Whisper AI is a powerful speech-to-text model by OpenAI that allows for high-quality transcription. This guide walks you through the step-by-step installation process.
Step 1: Install Python
Whisper AI requires Python to run.
- Download Python from python.org.
- Ensure you install Python 3.8 or later (Whisper supports up to Python 3.11).
- During installation, check the box to add Python to PATH.
- Verify installation by running:
python --version
Step 2: Install PyTorch
Whisper AI depends on PyTorch for deep learning functionalities.
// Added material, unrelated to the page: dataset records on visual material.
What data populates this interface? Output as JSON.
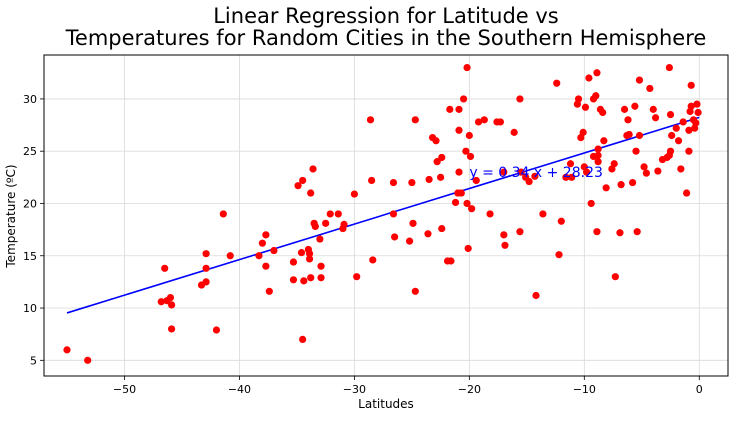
{
  "chart_data": {
    "type": "scatter",
    "title_lines": [
      "Linear Regression for Latitude vs",
      "Temperatures for Random Cities in the Southern Hemisphere"
    ],
    "xlabel": "Latitudes",
    "ylabel": "Temperature (ºC)",
    "xlim": [
      -57,
      2.5
    ],
    "ylim": [
      3.5,
      34.2
    ],
    "x_ticks": [
      -50,
      -40,
      -30,
      -20,
      -10,
      0
    ],
    "y_ticks": [
      5,
      10,
      15,
      20,
      25,
      30
    ],
    "x_tick_labels": [
      "−50",
      "−40",
      "−30",
      "−20",
      "−10",
      "0"
    ],
    "y_tick_labels": [
      "5",
      "10",
      "15",
      "20",
      "25",
      "30"
    ],
    "grid": true,
    "point_color": "#ff0000",
    "line_color": "#0000ff",
    "annotation": {
      "text": "y = 0.34 x + 28.23",
      "x": -20,
      "y": 23
    },
    "regression": {
      "slope": 0.34,
      "intercept": 28.23,
      "x_range": [
        -55,
        0
      ]
    },
    "points": [
      [
        -55,
        6
      ],
      [
        -53.2,
        5
      ],
      [
        -46.5,
        13.8
      ],
      [
        -46.8,
        10.6
      ],
      [
        -46.3,
        10.7
      ],
      [
        -46,
        11
      ],
      [
        -45.9,
        10.3
      ],
      [
        -45.9,
        8
      ],
      [
        -43.3,
        12.2
      ],
      [
        -42.9,
        13.8
      ],
      [
        -42.9,
        15.2
      ],
      [
        -42.9,
        12.5
      ],
      [
        -42,
        7.9
      ],
      [
        -41.4,
        19
      ],
      [
        -40.8,
        15
      ],
      [
        -38.3,
        15
      ],
      [
        -38,
        16.2
      ],
      [
        -37.7,
        17
      ],
      [
        -37.7,
        14
      ],
      [
        -37.4,
        11.6
      ],
      [
        -37,
        15.5
      ],
      [
        -35.3,
        12.7
      ],
      [
        -35.3,
        14.4
      ],
      [
        -34.9,
        21.7
      ],
      [
        -34.5,
        22.2
      ],
      [
        -34.6,
        15.3
      ],
      [
        -34.4,
        12.6
      ],
      [
        -34.5,
        7
      ],
      [
        -34,
        15.6
      ],
      [
        -33.9,
        15.2
      ],
      [
        -33.9,
        14.7
      ],
      [
        -33.8,
        12.9
      ],
      [
        -33.8,
        21
      ],
      [
        -33.6,
        23.3
      ],
      [
        -33.5,
        18.1
      ],
      [
        -33.4,
        17.8
      ],
      [
        -33,
        16.6
      ],
      [
        -32.9,
        14
      ],
      [
        -32.9,
        12.9
      ],
      [
        -32.5,
        18.1
      ],
      [
        -32.1,
        19
      ],
      [
        -31.4,
        19
      ],
      [
        -31,
        17.6
      ],
      [
        -30.9,
        18
      ],
      [
        -30,
        20.9
      ],
      [
        -29.8,
        13
      ],
      [
        -28.6,
        28
      ],
      [
        -28.5,
        22.2
      ],
      [
        -28.4,
        14.6
      ],
      [
        -26.6,
        22
      ],
      [
        -26.6,
        19
      ],
      [
        -26.5,
        16.8
      ],
      [
        -25.2,
        16.4
      ],
      [
        -25,
        22
      ],
      [
        -24.9,
        18.1
      ],
      [
        -24.7,
        28
      ],
      [
        -24.7,
        11.6
      ],
      [
        -23.6,
        17.1
      ],
      [
        -23.5,
        22.3
      ],
      [
        -23.2,
        26.3
      ],
      [
        -22.9,
        26
      ],
      [
        -22.8,
        24
      ],
      [
        -22.5,
        22.5
      ],
      [
        -22.4,
        24.4
      ],
      [
        -22.4,
        17.6
      ],
      [
        -21.9,
        14.5
      ],
      [
        -21.7,
        29
      ],
      [
        -21.6,
        14.5
      ],
      [
        -21.2,
        20.1
      ],
      [
        -21,
        21
      ],
      [
        -20.9,
        27
      ],
      [
        -20.9,
        29
      ],
      [
        -20.9,
        23
      ],
      [
        -20.7,
        21
      ],
      [
        -20.5,
        30
      ],
      [
        -20.3,
        25
      ],
      [
        -20.2,
        33
      ],
      [
        -20.2,
        20
      ],
      [
        -20.1,
        15.7
      ],
      [
        -20,
        26.5
      ],
      [
        -19.9,
        24.5
      ],
      [
        -19.8,
        19.5
      ],
      [
        -19.4,
        22.2
      ],
      [
        -19.2,
        27.8
      ],
      [
        -18.7,
        28
      ],
      [
        -18.2,
        19
      ],
      [
        -17.6,
        27.8
      ],
      [
        -17.3,
        27.8
      ],
      [
        -17,
        23
      ],
      [
        -17,
        17
      ],
      [
        -16.9,
        16
      ],
      [
        -16.1,
        26.8
      ],
      [
        -15.6,
        30
      ],
      [
        -15.6,
        17.3
      ],
      [
        -15.5,
        23
      ],
      [
        -15.1,
        22.5
      ],
      [
        -14.8,
        22.1
      ],
      [
        -14.3,
        22.6
      ],
      [
        -14.2,
        11.2
      ],
      [
        -13.6,
        19
      ],
      [
        -12.4,
        31.5
      ],
      [
        -12.2,
        15.1
      ],
      [
        -12,
        18.3
      ],
      [
        -11.6,
        22.5
      ],
      [
        -11.2,
        23.8
      ],
      [
        -11.1,
        22.5
      ],
      [
        -10.6,
        29.5
      ],
      [
        -10.5,
        30
      ],
      [
        -10.3,
        26.3
      ],
      [
        -10.1,
        26.8
      ],
      [
        -10,
        23.5
      ],
      [
        -9.9,
        29.2
      ],
      [
        -9.8,
        23
      ],
      [
        -9.6,
        32
      ],
      [
        -9.4,
        20
      ],
      [
        -9.2,
        24.5
      ],
      [
        -9.2,
        30
      ],
      [
        -9,
        30.3
      ],
      [
        -8.9,
        32.5
      ],
      [
        -8.9,
        17.3
      ],
      [
        -8.8,
        24
      ],
      [
        -8.8,
        24.6
      ],
      [
        -8.8,
        25.2
      ],
      [
        -8.6,
        29
      ],
      [
        -8.4,
        28.7
      ],
      [
        -8.3,
        26
      ],
      [
        -8.1,
        21.5
      ],
      [
        -7.6,
        23.3
      ],
      [
        -7.4,
        23.8
      ],
      [
        -7.3,
        13
      ],
      [
        -6.9,
        17.2
      ],
      [
        -6.8,
        21.8
      ],
      [
        -6.5,
        29
      ],
      [
        -6.3,
        26.5
      ],
      [
        -6.2,
        28
      ],
      [
        -6.1,
        26.6
      ],
      [
        -5.8,
        22
      ],
      [
        -5.6,
        29.3
      ],
      [
        -5.5,
        25
      ],
      [
        -5.4,
        17.3
      ],
      [
        -5.2,
        26.5
      ],
      [
        -5.2,
        31.8
      ],
      [
        -4.8,
        23.5
      ],
      [
        -4.6,
        22.9
      ],
      [
        -4.3,
        31
      ],
      [
        -4,
        29
      ],
      [
        -3.8,
        28.2
      ],
      [
        -3.6,
        23.1
      ],
      [
        -3.2,
        24.2
      ],
      [
        -2.8,
        24.4
      ],
      [
        -2.6,
        33
      ],
      [
        -2.6,
        24.6
      ],
      [
        -2.5,
        25
      ],
      [
        -2.5,
        28.5
      ],
      [
        -2.4,
        26.5
      ],
      [
        -2,
        27.2
      ],
      [
        -1.8,
        26
      ],
      [
        -1.6,
        23.3
      ],
      [
        -1.4,
        27.8
      ],
      [
        -1.1,
        21
      ],
      [
        -0.9,
        25
      ],
      [
        -0.9,
        27
      ],
      [
        -0.8,
        28.8
      ],
      [
        -0.7,
        29.3
      ],
      [
        -0.7,
        31.3
      ],
      [
        -0.5,
        28
      ],
      [
        -0.4,
        27.2
      ],
      [
        -0.3,
        27.7
      ],
      [
        -0.2,
        29.5
      ],
      [
        -0.1,
        28.7
      ]
    ]
  }
}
- Visit pytorch.org and follow the instructions for your system.
- Example installation command:
pip install torch torchvision torchaudio
- Verify installation:
python -c "import torch; print(torch.__version__)"
Step 3: Install Chocolatey (Windows Users Only)
Chocolatey is a package manager for Windows.
- Open PowerShell as an administrator and run:
Set-ExecutionPolicy Bypass -Scope Process -Force; [System.Net.ServicePointManager]::SecurityProtocol = [System.Net.ServicePointManager]::SecurityProtocol -bor 3072; iex ((New-Object System.Net.WebClient).DownloadString('https://community.chocolatey.org/install.ps1'))
- Verify installation:
choco --version
Step 4: Install FFmpeg
FFmpeg is required for handling audio files.
- Windows (via Chocolatey):
choco install ffmpeg
- macOS:
brew install ffmpeg
- Linux (Ubuntu/Debian):
sudo apt update && sudo apt install ffmpeg
- Verify installation:
ffmpeg -version
Step 5: Install Whisper AI
- Run the installation command:
pip install -U openai-whisper
- Alternatively, install directly from GitHub for the latest version:
pip install git+https://github.com/openai/whisper.git
- To update Whisper AI:
pip install --upgrade --no-deps --force-reinstall git+https://github.com/openai/whisper.git
- Verify installation:
whisper --help
Step 6: Run a Test Transcription
To check if Whisper AI is working, run:
whisper example.mp3 --model small
This will generate a transcription of example.mp3.
Additional Features
- Use Different Models: Whisper supports multiple models (tiny, small, medium, large). Example:
whisper example.mp3 --model medium
- Transcribe Multiple Files:
whisper file1.mp3 file2.mp3
- Specify Language:
whisper example.mp3 --language English
- Translate Non-English Speech to English:
whisper example.mp3 --task translate
CUDA Compatibility for GPU Acceleration
If you have an NVIDIA GPU, you can speed up transcription with CUDA:
- Install CUDA-compatible PyTorch by selecting the correct version from pytorch.org.
- Install NVIDIA drivers and CUDA from NVIDIA.
- Run Whisper using CUDA:
whisper example.mp3 --model large --device cuda
Congratulations! 🎉 You have successfully installed and set up Whisper AI for transcription. For further details, visit the Whisper GitHub repository.